Gran parte de estos establecimientos de la Parte Vieja están lejos de seguir considerándose “pequeño comercio”, ya que si bien la mayoría mantiene el nombre del negocio que le precedió, el capital tiende a concentrarse y lo mismo la propiedad. El “emprendedor por su cuenta” ha quedado fuera de juego y cada vez es más opaco el empresariado que compra ya no solo bares, sino edificios enteros. Que recientemente un grupo hostelero se haya hecho con la propiedad del clásico bar La Cueva y de paso con la propiedad del edificio de viviendas más antiguo de la Parte Vieja -único edificio residencial que quedo en pie tras la quema de la ciudad en 1813-, no parece tan relevante como el hecho de que se cobre más a turistas que a los locales. Cabe señalar que este grupo hostelero también gestiona parte de los bares denunciados en “la guerra de precios”. Casualidad o no, más bien nos situamos en el no, pero como quien manda es la ley de la oferta y la demanda pues…

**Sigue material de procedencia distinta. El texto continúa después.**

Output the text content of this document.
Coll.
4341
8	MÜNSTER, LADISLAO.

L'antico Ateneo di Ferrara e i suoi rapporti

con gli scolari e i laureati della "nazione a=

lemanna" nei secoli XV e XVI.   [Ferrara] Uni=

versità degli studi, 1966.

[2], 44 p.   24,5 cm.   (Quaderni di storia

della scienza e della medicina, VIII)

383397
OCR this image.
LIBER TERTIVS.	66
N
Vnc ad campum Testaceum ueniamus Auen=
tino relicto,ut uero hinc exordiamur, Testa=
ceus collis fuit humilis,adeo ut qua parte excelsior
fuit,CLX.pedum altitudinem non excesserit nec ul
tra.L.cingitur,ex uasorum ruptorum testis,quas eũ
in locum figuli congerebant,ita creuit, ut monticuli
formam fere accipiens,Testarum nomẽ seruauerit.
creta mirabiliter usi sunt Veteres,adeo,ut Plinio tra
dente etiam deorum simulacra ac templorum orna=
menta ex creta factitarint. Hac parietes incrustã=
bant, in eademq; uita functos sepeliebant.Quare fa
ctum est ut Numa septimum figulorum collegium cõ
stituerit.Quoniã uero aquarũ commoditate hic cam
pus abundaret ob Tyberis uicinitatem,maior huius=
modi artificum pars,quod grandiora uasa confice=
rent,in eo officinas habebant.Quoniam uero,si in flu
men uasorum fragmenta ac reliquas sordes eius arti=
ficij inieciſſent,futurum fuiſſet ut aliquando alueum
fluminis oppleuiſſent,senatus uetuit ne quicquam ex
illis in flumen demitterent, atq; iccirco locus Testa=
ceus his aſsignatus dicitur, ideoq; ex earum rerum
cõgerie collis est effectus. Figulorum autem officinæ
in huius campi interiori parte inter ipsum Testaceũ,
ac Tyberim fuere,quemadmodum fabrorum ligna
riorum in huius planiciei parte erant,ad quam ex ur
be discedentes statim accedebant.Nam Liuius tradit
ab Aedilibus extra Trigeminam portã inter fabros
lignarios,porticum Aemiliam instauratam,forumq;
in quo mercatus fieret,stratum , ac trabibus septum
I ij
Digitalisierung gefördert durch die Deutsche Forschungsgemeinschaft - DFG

En estos discursos la gentrificación se presenta como el desarrollo natural contra el que no se puede hacer nada. Sin embargo, la gentrificación no es inevitable. Podemos responsabilizar a los turistas de los males que padece el barrio, pero si la vivienda asequible está debidamente protegida y se protegen los comercios necesarios para el día a día, la turistificación no tiene por qué llevar a la gentrificación (aunque no se pueden obviar otros problemas derivados de este fenómeno). Detrás de estos procesos se esconden intereses concretos, y la estrategia de orientar el debate hacia la antinomia de odiar o no al turista, además de para adulterar y desenfocar el problema, les sirve para encubrir las responsabilidades políticas e institucionales en los cambios estructurales impuestos al barrio. Las instituciones, a su vez, complementan esta estrategia atacando cualquier atisbo de crítica a su modelo de ciudad y al modelo turístico, que como bien señalaba Parte Zaharrean Bizi, no tiene otro fin que el “de desinformar y proteger los intereses comerciales de esos lobbies a expensas del interés general del resto de la ciudadanía”.

El dinero que mueve el turismo no puede justificar todo y dejar a la ciudadanía indefensa. Los inversores globales y locales que priorizan la unidimensional tasa de ganancia frente a la rentabilidad social no van a abandonar sin más su “mina de oro”, lo que hace imperativo la actuación de la administración pública. Pero tampoco las políticas urbanas empresariales aplicadas durante décadas van a desaparecer de golpe de la administración, y por tanto, es imprescindible la autoorganización de los afectados. La realidad apremia promocionar procesos de cooperación en vez de la competencia; Donostia en general y la Parte Vieja en concreto urgen priorizar la satisfacción de necesidades frente a rendimientos financieros. Y es que imaginar una Donostia que transite hacia la sostenibilidad y la justicia social resulta indisociable de invertir las prioridades de la economía convencional.